第19話 本編完結
私はストレリツィ侯爵家にお茶をしにいった段階で、すでに警察とルーカスの私的護衛に守られていました。
お茶をした後は、ミハイル様が所属する過激派組織のアジトと目されていた辺りを呑気に馬車で走らせました。ちなみに馭者は警察で、一緒にいたメイドは戦闘能力のあるプロの護衛。
――キキを連れていなかったのは、そういうことです。
そしてミハイル様は当然のように馬車を襲撃し、私を地下に連れていきました。
本来ならこの瞬間に警察が飛び出す予定だったそうなのですが――警察隊は実際のところ貴族隊。王都貴族の犯行を捕らえるにはちょっと行使権が弱いのです。
もたもたしていると包囲されているのがバレてしまいます。
私はミハイル様の言いなりに地下に入り、そして間一髪、助けられました。
「お前に何かあったらと思ったら、生きた心地しなかったぞ」
馬車の中でルーカスが呻くように言いました。猛獣の唸り声のような低い声に、私は反省します。
「申し訳ありませんでした」
「あいつ前もお前を襲ったし、キキのことだって……だから本当に、心配した」
ルーカスは抱きしめてきます。そして私の体を確かめるように、あちこちを服の上から撫でます。
「ルーカス?」
「なあ、本当に、どこも触られなかったか?」
「……大丈夫ですよ、ルーカス」
大きな体を丸めて私の体を弄るルーカス。まるですがる子供のようで、私はつい笑みをこぼしてしまいました。
「頭撫でんな」
「すみません、可愛くてつい」
「くそ……ああ、そうだ」
彼は思い出したように、ぱっと頭を上げました。
「……ようやく売り飛ばされたカレリア家の家財道具の行方が掴めたぞ。とりあえず一つだけ取り戻しておいた」
「――!!」
実家が没落した時に、売り飛ばされてしまったカレリアの家財道具。
ルーカスはわざわざ、仕事の合間に行方を探してくれていたのです。
「俺が競合している商会の古物商部門に保管されていた。ったく、俺が欲しがると分かっているからか、なかなか取り返せねえんだが……」
「探していただけているだけでも嬉しいので、ご無理は申し上げません」
「何いってんだ。ご無理を通すのがストック商会さ」
彼はにやり、と琥珀の目を細めます。
「ただ今回の過激派の一部がそこの商会に関わりがある連中みたいでな。コトを荒立てない代わりに一枚、一番重要なやつだけ取り返すことができた」
「重要な……ものですか……?」
「帰ってからのお楽しみだ。……早くあいつの手垢がついたドレスを脱いで、湯を浴びて、それからにしてくれ。俺が怒りでどうにかなりそうだ」
---
ストック邸――タウンハウスに帰宅した私を出迎えたのは、懐かしい母の結婚式のドレスでした。
大広間に中央に置かれたトルソーに、見事に飾り付けられて飾られていました。
経年劣化は否めませんが、大切にされていたのでしょう。母が亡くなってすぐに売り飛ばされたものなのに、とても美しい姿で取り戻されていました。
「ルーカス……」
涙をこぼして言葉をなくす私を、彼は強く抱きしめ、そして唇を奪いました。
「泣くなよ。……イリスを笑顔にしたくて取り戻したんだ」
「……ありがとうございます……これがあれば、私は今後どんな人生になっても生きていけます」
「まだ離婚させられると思ってんのか?」
「思ってなんていません。私みたいな地味な空気を、こんなに幸せにしてくださる貴方の為に、私は、」
私の言葉はキスで遮られます。
「なあにが、地味な空気だ。俺は空中にキスしてるってか」
「えっと……」
ルーカスは怒ったような顔をして唇を離し、ぷいとあちらを向きます。

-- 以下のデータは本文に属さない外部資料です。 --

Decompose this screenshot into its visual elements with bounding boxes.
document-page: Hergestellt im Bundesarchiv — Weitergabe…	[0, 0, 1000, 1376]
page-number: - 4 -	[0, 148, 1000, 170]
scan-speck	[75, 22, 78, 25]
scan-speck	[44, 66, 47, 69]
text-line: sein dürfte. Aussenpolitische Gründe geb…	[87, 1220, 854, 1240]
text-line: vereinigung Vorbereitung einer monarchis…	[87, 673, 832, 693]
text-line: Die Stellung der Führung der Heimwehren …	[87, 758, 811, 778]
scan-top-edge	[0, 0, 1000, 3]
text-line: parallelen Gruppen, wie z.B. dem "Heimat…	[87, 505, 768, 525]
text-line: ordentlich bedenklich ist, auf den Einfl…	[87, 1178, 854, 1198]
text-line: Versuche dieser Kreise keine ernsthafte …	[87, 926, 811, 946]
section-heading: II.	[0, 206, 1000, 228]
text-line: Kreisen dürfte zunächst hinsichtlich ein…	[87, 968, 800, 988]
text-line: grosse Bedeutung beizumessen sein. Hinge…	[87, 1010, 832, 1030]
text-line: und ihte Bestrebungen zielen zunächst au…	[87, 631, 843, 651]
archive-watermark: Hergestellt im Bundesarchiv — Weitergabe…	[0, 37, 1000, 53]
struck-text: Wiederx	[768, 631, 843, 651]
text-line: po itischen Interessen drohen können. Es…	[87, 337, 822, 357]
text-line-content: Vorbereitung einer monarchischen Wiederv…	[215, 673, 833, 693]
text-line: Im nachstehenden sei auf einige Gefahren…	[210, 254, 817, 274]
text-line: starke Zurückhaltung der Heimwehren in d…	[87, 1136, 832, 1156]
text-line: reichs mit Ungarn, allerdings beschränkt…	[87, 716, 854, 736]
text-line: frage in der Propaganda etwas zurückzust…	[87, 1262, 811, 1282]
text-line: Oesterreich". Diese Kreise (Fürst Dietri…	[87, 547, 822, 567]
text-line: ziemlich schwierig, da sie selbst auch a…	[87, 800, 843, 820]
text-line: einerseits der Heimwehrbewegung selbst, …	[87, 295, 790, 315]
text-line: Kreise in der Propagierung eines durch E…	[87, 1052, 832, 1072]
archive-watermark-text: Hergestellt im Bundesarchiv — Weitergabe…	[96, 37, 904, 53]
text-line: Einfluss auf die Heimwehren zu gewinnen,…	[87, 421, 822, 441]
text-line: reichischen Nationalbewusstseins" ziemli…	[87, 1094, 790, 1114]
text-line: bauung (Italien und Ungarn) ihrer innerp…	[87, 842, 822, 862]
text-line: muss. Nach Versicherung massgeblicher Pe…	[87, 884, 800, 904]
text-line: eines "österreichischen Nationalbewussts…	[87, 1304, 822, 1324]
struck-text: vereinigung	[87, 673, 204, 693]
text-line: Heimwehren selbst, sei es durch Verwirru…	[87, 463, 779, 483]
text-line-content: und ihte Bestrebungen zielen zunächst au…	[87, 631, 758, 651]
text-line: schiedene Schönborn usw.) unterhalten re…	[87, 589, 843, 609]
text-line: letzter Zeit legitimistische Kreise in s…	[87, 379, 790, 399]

頬も鼻先も、耳まで真っ赤です。
「ルーカス……」
つっけんどんになって顔をそむける彼ももう見慣れました。照れているのです。
その仕草が少年のように可愛らしくて、いじらしくて、私は見惚れてしまいます。
私の愛しい愛しい、大切な人生の伴侶。
「俺の傍にいろ。これからもずっと。……頼むよ」
---
かくして翌年の春、ストック男爵の第一子として私が生んだ子は、黒髪にあざやかな琥珀色の瞳をした男の子でした。
誰がどう見ても私と彼の血を継いだ息子はすくすくと成長しました。私はようやく、あたたかな家庭を得ることができたのです。
――そして、将来。
私の孫に、老人になった公爵閣下からカレリア家の復興相続が提案されることになるのですが…。
それは遠い遠い、未来のお話です。